Apparentemente le due posizioni – anzi, i due approcci – sembrano agli antipodi. Ma a guardare meglio un denominatore comune c’è, sia pure all’interno di formule assai diverse: la totale incapacità, per ottusità o per dolo, di andare dritti alla vera radice del problema, che come abbiamo chiarito molte altre volte non risiede nella cattiva gestione di singole parti del sistema ma nel suo meccanismo complessivo.

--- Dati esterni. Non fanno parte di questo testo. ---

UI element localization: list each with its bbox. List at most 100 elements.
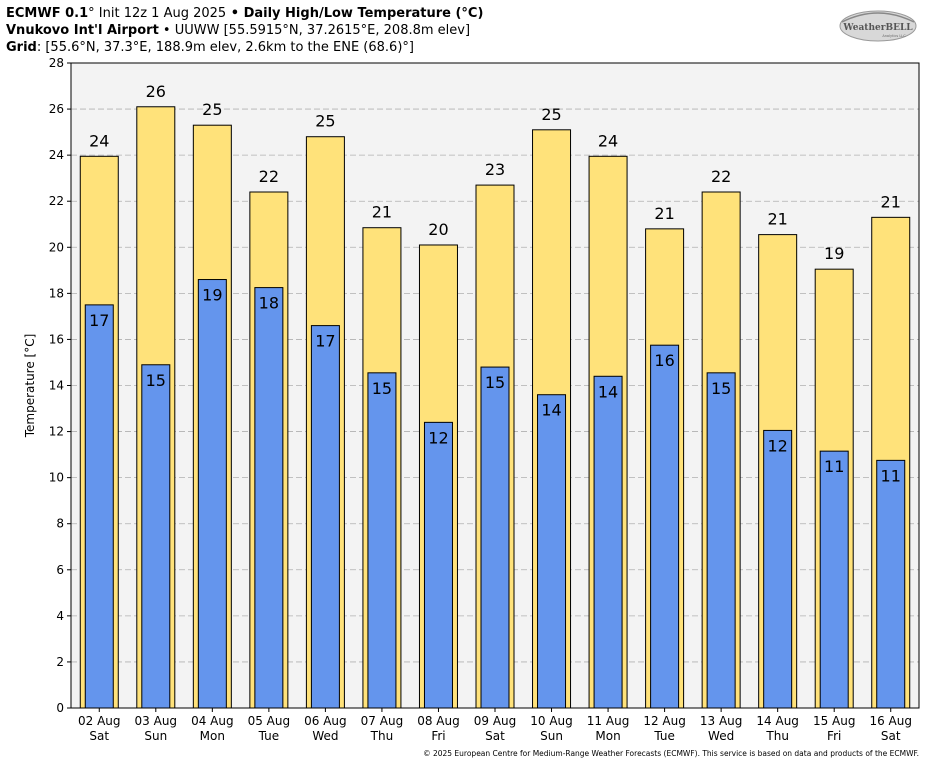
x-tick-label: 03 Aug	[135, 714, 178, 728]
data-labels: 24 17 26 15 25 19 22 18 25 17 21 15 20 12 23 15 25 14 24 14…	[89, 82, 901, 486]
low-bar	[876, 459, 906, 709]
grid-label: Grid	[6, 40, 37, 55]
high-label: 20	[428, 220, 448, 239]
low-bar	[593, 375, 623, 709]
high-label: 26	[146, 82, 166, 101]
low-label: 12	[767, 436, 787, 455]
svg-text:Analytics LLC: Analytics LLC	[882, 34, 906, 38]
low-label: 15	[372, 379, 392, 398]
low-label: 11	[824, 457, 844, 476]
y-tick-label: 24	[49, 148, 64, 162]
low-label: 19	[202, 286, 222, 305]
high-label: 21	[881, 192, 901, 211]
x-weekday-label: Thu	[765, 729, 789, 743]
x-weekday-label: Sat	[485, 729, 505, 743]
bars	[79, 106, 911, 709]
x-tick-label: 09 Aug	[474, 714, 517, 728]
x-weekday-label: Wed	[312, 729, 338, 743]
low-bar	[84, 304, 114, 709]
x-tick-label: 08 Aug	[417, 714, 460, 728]
low-bar	[763, 429, 793, 709]
low-bar	[423, 421, 453, 709]
low-bar	[650, 344, 680, 709]
chart-header: ECMWF 0.1° Init 12z 1 Aug 2025 • Daily H…	[6, 5, 483, 56]
low-bar	[819, 450, 849, 709]
copyright-footer: © 2025 European Centre for Medium-Range …	[423, 749, 919, 758]
high-label: 23	[485, 160, 505, 179]
x-tick-label: 15 Aug	[813, 714, 856, 728]
header-separator: •	[226, 6, 244, 21]
y-tick-label: 6	[56, 563, 64, 577]
grid-info: : [55.6°N, 37.3°E, 188.9m elev, 2.6km to…	[36, 40, 414, 55]
low-label: 14	[541, 401, 561, 420]
high-label: 25	[202, 100, 222, 119]
x-weekday-label: Mon	[595, 729, 620, 743]
low-bar	[310, 325, 340, 709]
low-label: 15	[711, 379, 731, 398]
svg-text:WeatherBELL: WeatherBELL	[842, 23, 913, 33]
y-tick-label: 14	[49, 379, 64, 393]
x-weekday-label: Sat	[881, 729, 901, 743]
low-label: 15	[146, 371, 166, 390]
model-name: ECMWF 0.1	[6, 6, 89, 21]
x-weekday-label: Sun	[540, 729, 563, 743]
high-label: 22	[259, 167, 279, 186]
y-axis-label: Temperature [°C]	[23, 334, 37, 439]
x-weekday-label: Wed	[708, 729, 734, 743]
high-label: 19	[824, 244, 844, 263]
y-tick-label: 26	[49, 102, 64, 116]
low-label: 14	[598, 382, 618, 401]
x-tick-label: 16 Aug	[869, 714, 912, 728]
x-weekday-label: Mon	[200, 729, 225, 743]
x-weekday-label: Sun	[144, 729, 167, 743]
low-bar	[254, 287, 284, 709]
x-tick-label: 02 Aug	[78, 714, 121, 728]
x-tick-label: 13 Aug	[700, 714, 743, 728]
x-tick-label: 11 Aug	[587, 714, 630, 728]
y-tick-label: 22	[49, 194, 64, 208]
x-weekday-label: Sat	[89, 729, 109, 743]
y-tick-label: 20	[49, 240, 64, 254]
low-label: 15	[485, 373, 505, 392]
weatherbell-logo: WeatherBELL Analytics LLC	[839, 10, 917, 42]
x-weekday-label: Thu	[370, 729, 394, 743]
x-tick-label: 04 Aug	[191, 714, 234, 728]
header-line-2: Vnukovo Int'l Airport • UUWW [55.5915°N,…	[6, 22, 483, 39]
high-label: 22	[711, 167, 731, 186]
low-label: 11	[881, 466, 901, 485]
high-label: 21	[767, 210, 787, 229]
init-time: ° Init 12z 1 Aug 2025	[88, 6, 227, 21]
y-tick-label: 28	[49, 56, 64, 70]
high-label: 25	[541, 105, 561, 124]
plot-frame	[70, 62, 920, 709]
low-bar	[706, 372, 736, 709]
x-tick-label: 06 Aug	[304, 714, 347, 728]
header-separator: •	[158, 23, 175, 38]
low-bar	[367, 372, 397, 709]
low-label: 18	[259, 294, 279, 313]
high-label: 21	[372, 203, 392, 222]
x-weekday-label: Tue	[653, 729, 675, 743]
low-label: 16	[654, 351, 674, 370]
x-tick-label: 12 Aug	[643, 714, 686, 728]
low-label: 17	[89, 311, 109, 330]
low-label: 17	[315, 332, 335, 351]
high-label: 25	[315, 112, 335, 131]
x-tick-label: 14 Aug	[756, 714, 799, 728]
y-tick-label: 0	[56, 701, 64, 715]
low-bar	[537, 394, 567, 709]
x-tick-label: 05 Aug	[248, 714, 291, 728]
low-bar	[141, 364, 171, 709]
x-weekday-label: Fri	[827, 729, 841, 743]
product-title: Daily High/Low Temperature (°C)	[243, 6, 484, 21]
header-line-3: Grid: [55.6°N, 37.3°E, 188.9m elev, 2.6k…	[6, 39, 483, 56]
header-line-1: ECMWF 0.1° Init 12z 1 Aug 2025 • Daily H…	[6, 5, 483, 22]
y-tick-label: 4	[56, 609, 64, 623]
high-label: 21	[654, 204, 674, 223]
y-tick-label: 16	[49, 332, 64, 346]
x-weekday-label: Tue	[258, 729, 280, 743]
x-tick-label: 07 Aug	[361, 714, 404, 728]
low-bar	[480, 366, 510, 709]
y-tick-label: 18	[49, 286, 64, 300]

La via d’uscita non è né rivendicare piccole concessioni retributive o normative, come fa la Cgil, né magnificare il mirabolante dinamismo dell’iniziativa privata, come fa Giannino. L’impoverimento è la conseguenza automatica delle regole del gioco: se pochi si arricchiscono a dismisura, è fatale che molti si dovranno dividere quello che avanza.

Le società occidentali sono “cresciute” finché hanno potuto nascondersi dietro i loro trucchi contabili, dall’espansione quasi illimitata dei debiti pubblici alle ricorrenti bolle speculative, e dietro lo sfruttamento dei Paesi meno sviluppati.

Oggi che quei margini di manovra, e di arbitrio, non ci sono più, il futuro è compromesso in via definitiva. E per concepirne uno diverso, e migliore, non saranno d’aiuto né le accorate previsioni della Cgil, né tantomeno le frenesie liberiste di Giannino.